1. What kind of breeder uses that language? Let alone a "middle aged adult".
2. I HIGHLY doubt the ALL lived to be between 6-10 out of all the hedgehogs she's had in the past 8 years. 
3. If she/he was a good breeder, they'd know you cannot feed hot dogs to hedgies, and that you need to feed high quality cat food.
4. She claims the hedgehog is a salt and pepper.

http://ontario.kijiji.ca/c-pets-other-p ... Z291840475

Ugh... :evil:

Edited to remove profanity, please remember this is a child friendly forum.


----------



## Quinn (Apr 24, 2011)

Wow! That was a really mean reply. However, you did sound like you were attacking the ad poster but that doesnt make her responce right. I understand that it's upsetting to see a hedgehog not living in proper conditions but it would be impossible to stop it all.
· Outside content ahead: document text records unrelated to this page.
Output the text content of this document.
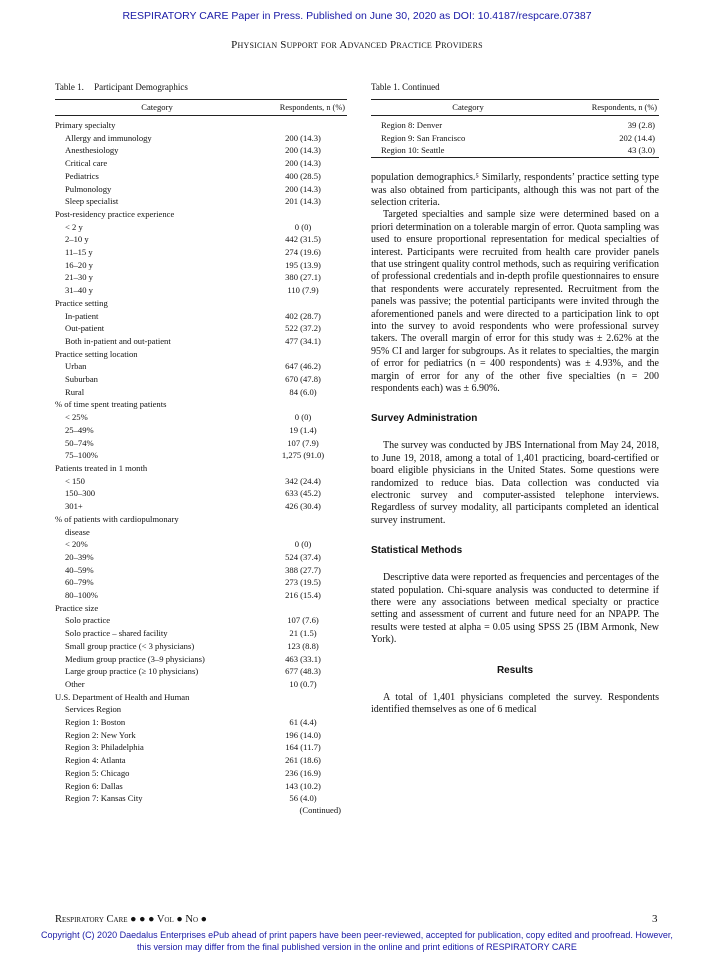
RESPIRATORY CARE Paper in Press. Published on June 30, 2020 as DOI: 10.4187/respcare.07387
Physician Support for Advanced Practice Providers
Table 1. Participant Demographics
Category	Respondents, n (%)
Primary specialty	
Allergy and immunology	200 (14.3)
Anesthesiology	200 (14.3)
Critical care	200 (14.3)
Pediatrics	400 (28.5)
Pulmonology	200 (14.3)
Sleep specialist	201 (14.3)
Post-residency practice experience	
< 2 y	0 (0)
2–10 y	442 (31.5)
11–15 y	274 (19.6)
16–20 y	195 (13.9)
21–30 y	380 (27.1)
31–40 y	110 (7.9)
Practice setting	
In-patient	402 (28.7)
Out-patient	522 (37.2)
Both in-patient and out-patient	477 (34.1)
Practice setting location	
Urban	647 (46.2)
Suburban	670 (47.8)
Rural	84 (6.0)
% of time spent treating patients	
< 25%	0 (0)
25–49%	19 (1.4)
50–74%	107 (7.9)
75–100%	1,275 (91.0)
Patients treated in 1 month	
< 150	342 (24.4)
150–300	633 (45.2)
301+	426 (30.4)
% of patients with cardiopulmonary	
disease	
< 20%	0 (0)
20–39%	524 (37.4)
40–59%	388 (27.7)
60–79%	273 (19.5)
80–100%	216 (15.4)
Practice size	
Solo practice	107 (7.6)
Solo practice – shared facility	21 (1.5)
Small group practice (< 3 physicians)	123 (8.8)
Medium group practice (3–9 physicians)	463 (33.1)
Large group practice (≥ 10 physicians)	677 (48.3)
Other	10 (0.7)
U.S. Department of Health and Human	
Services Region	
Region 1: Boston	61 (4.4)
Region 2: New York	196 (14.0)
Region 3: Philadelphia	164 (11.7)
Region 4: Atlanta	261 (18.6)
Region 5: Chicago	236 (16.9)
Region 6: Dallas	143 (10.2)
Region 7: Kansas City	56 (4.0)
(Continued)
Table 1. Continued
Category	Respondents, n (%)
Region 8: Denver	39 (2.8)
Region 9: San Francisco	202 (14.4)
Region 10: Seattle	43 (3.0)

population demographics.⁵ Similarly, respondents’ practice setting type was also obtained from participants, although this was not part of the selection criteria.

Targeted specialties and sample size were determined based on a priori determination on a tolerable margin of error. Quota sampling was used to ensure proportional representation for medical specialties of interest. Participants were recruited from health care provider panels that use stringent quality control methods, such as requiring verification of professional credentials and in-depth profile questionnaires to ensure that respondents were accurately represented. Recruitment from the panels was passive; the potential participants were invited through the aforementioned panels and were directed to a participation link to opt into the survey to avoid respondents who were professional survey takers. The overall margin of error for this study was ± 2.62% at the 95% CI and larger for subgroups. As it relates to specialties, the margin of error for pediatrics (n = 400 respondents) was ± 4.93%, and the margin of error for any of the other five specialties (n = 200 respondents each) was ± 6.90%.

Survey Administration

The survey was conducted by JBS International from May 24, 2018, to June 19, 2018, among a total of 1,401 practicing, board-certified or board eligible physicians in the United States. Some questions were randomized to reduce bias. Data collection was conducted via electronic survey and computer-assisted telephone interviews. Regardless of survey modality, all participants completed an identical survey instrument.

Statistical Methods

Descriptive data were reported as frequencies and percentages of the stated population. Chi-square analysis was conducted to determine if there were any associations between medical specialty or practice setting and assessment of current and future need for an NPAPP. The results were tested at alpha = 0.05 using SPSS 25 (IBM Armonk, New York).

Results

A total of 1,401 physicians completed the survey. Respondents identified themselves as one of 6 medical

Respiratory Care ● ● ● Vol ● No ●	3
Copyright (C) 2020 Daedalus Enterprises ePub ahead of print papers have been peer-reviewed, accepted for publication, copy edited and proofread. However, this version may differ from the final published version in the online and print editions of RESPIRATORY CARE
I wish every hedgie lived a long and happy life but there are just not enough people in the world like you and others on this forum to make that happen. Maybe there's someone on this forum who is willing to adopt her.


----------



## mizgoldstein (Feb 12, 2011)

I give you a lot of credit for sticking up for that hedgie! That person may act all tough but who knows, maybe they took this as a lesson learned and actually decided to research the validity of your claims. I'd rather believe that you choosing to say that may bring that hedgie a better life - whether it's cause the "breeder" begins to properly take care of that hedgie or cause somebody reads this post and saves her! Kudos to you


----------



## Nancy (Aug 22, 2008)

Interesting. They say they have been a breeder for 8 years but I've never heard of them and I know while I was breeding there were not any visible breeders in North Bay because I used to get people from there looking for a breeder. 

Even if they are a breeder and have been for 8 years, you can tell by the language exactly the type of people they are.


----------



## LarryT (May 12, 2009)

They probably felt attacked by your email and that's why you got the strong langauge. I would try a less rude approach in the future.


----------